Drummer on Ringo . . .
"Ringo doesn't dazzle with flashy technique and pyrotechnics," says The Cars' lead guitarist, Elliot Easton. "What he does is so much more elusive and difficult: He plays songs on the drums. Anybody who has sat down behind a drum kit in the last 45 years owes him."
Jim Keltner, rock's top session drummer said, "When you think of Ringo, it's impossible to not think of the Beatles and you remember those perfect songs with the perfect drum parts. When you hear the live BBC tapes, recorded with no more than two or three mic's, and the way he's laying it down, you know Ringo is one of the greatest rock drummers of all time. If you were a professional drummer, no matter how good you were . . . after Ringo you had to be able to sound like Ringo."
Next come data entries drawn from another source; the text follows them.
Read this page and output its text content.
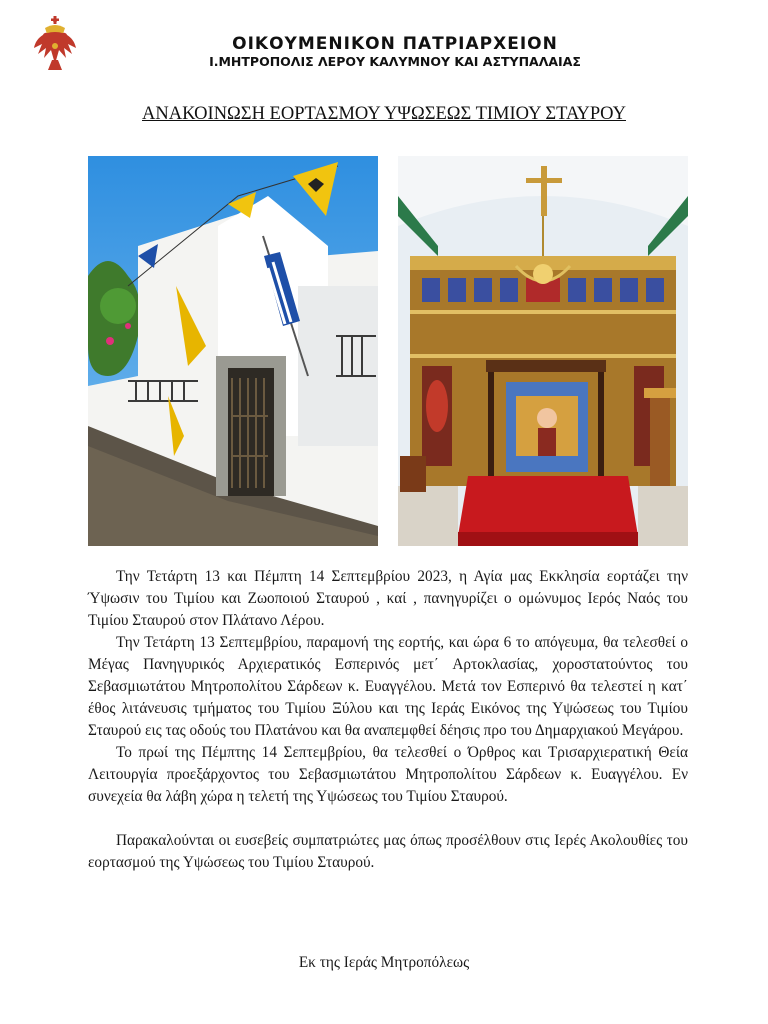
ΟΙΚΟΥΜΕΝΙΚΟΝ ΠΑΤΡΙΑΡΧΕΙΟΝ
Ι.ΜΗΤΡΟΠΟΛΙΣ ΛΕΡΟΥ ΚΑΛΥΜΝΟΥ ΚΑΙ ΑΣΤΥΠΑΛΑΙΑΣ
ΑΝΑΚΟΙΝΩΣΗ ΕΟΡΤΑΣΜΟΥ ΥΨΩΣΕΩΣ ΤΙΜΙΟΥ ΣΤΑΥΡΟΥ

Την Τετάρτη 13 και Πέμπτη 14 Σεπτεμβρίου 2023, η Αγία μας Εκκλησία εορτάζει την Ύψωσιν του Τιμίου και Ζωοποιού Σταυρού , καί , πανηγυρίζει ο ομώνυμος Ιερός Ναός του Τιμίου Σταυρού στον Πλάτανο Λέρου.

Την Τετάρτη 13 Σεπτεμβρίου, παραμονή της εορτής, και ώρα 6 το απόγευμα, θα τελεσθεί ο Μέγας Πανηγυρικός Αρχιερατικός Εσπερινός μετ΄ Αρτοκλασίας, χοροστατούντος του Σεβασμιωτάτου Μητροπολίτου Σάρδεων κ. Ευαγγέλου. Μετά τον Εσπερινό θα τελεστεί η κατ΄ έθος λιτάνευσις τμήματος του Τιμίου Ξύλου και της Ιεράς Εικόνος της Υψώσεως του Τιμίου Σταυρού εις τας οδούς του Πλατάνου και θα αναπεμφθεί δέησις προ του Δημαρχιακού Μεγάρου.

Το πρωί της Πέμπτης 14 Σεπτεμβρίου, θα τελεσθεί ο Όρθρος και Τρισαρχιερατική Θεία Λειτουργία προεξάρχοντος του Σεβασμιωτάτου Μητροπολίτου Σάρδεων κ. Ευαγγέλου. Εν συνεχεία θα λάβη χώρα η τελετή της Υψώσεως του Τιμίου Σταυρού.

Παρακαλούνται οι ευσεβείς συμπατριώτες μας όπως προσέλθουν στις Ιερές Ακολουθίες του εορτασμού της Υψώσεως του Τιμίου Σταυρού.

Εκ της Ιεράς Μητροπόλεως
"Before Ringo, drum stars were measured by their soloing ability and virtuosity," says Steve Smith. "Ringo's popularity brought forth a new paradigm in how the public saw drummers. We started to see the drummer as an equal participant in the compositional aspect. One of Ringo's great qualities was that he composed very unique and stylistic drum parts for the Beatles songs. His parts are so signature to the songs that you can listen to a Ringo drum part without the rest of the music and still identify the song.
"Ringo Starr’s drumming is infallible, untouchable, and he is quite simply the greatest drummer in the history of rock n roll music." -- Black Crowes drummer Steve Gorman.
"Ringo's ability to play odd time signatures helped to push popular songwriting into uncharted areas. Two examples are "All you Need is Love" in 7/4 time, and "Here Comes the Sun" with repeating 11/8, 4/4, and 7/8 passages in the chorus." --
"Ringo was also one of the first drummers I saw to bail on the traditional grip. For years drummers had to play everything traditional grip. If they were doubling in a symphony orchestra, they had to play timpani, xylophone, and marimba with matched grip, so why did there have to be a whole different grip for drumset, just because years ago the military guys had their snare drum at an angle and their left elbow was up in the air? Ringo brought the matched grip into the mainstream. -- Gregg Bissionette
Nirvana and Foo fighters drummer Dave Growl says, "Ringo is the original rock and roll drummer" citing Ringo's distinctive drumming style as that "thing that only Ringo can do" like the "Ringo roll," for example.
Phil Collins, drummer for Genesis -- "I think he's vastly underrated. The drum fills on A Day In The Life are very complex things. You could take a great drummer today and say, 'I want it like that.' They wouldn't know what to do."
Andy Sturmer, drummer for Jellyfish -- "Ringo is a great guy and really amazing drummer. He has that feel that's between a shuffle and straight eights -- Ringo territory that nobody else can do."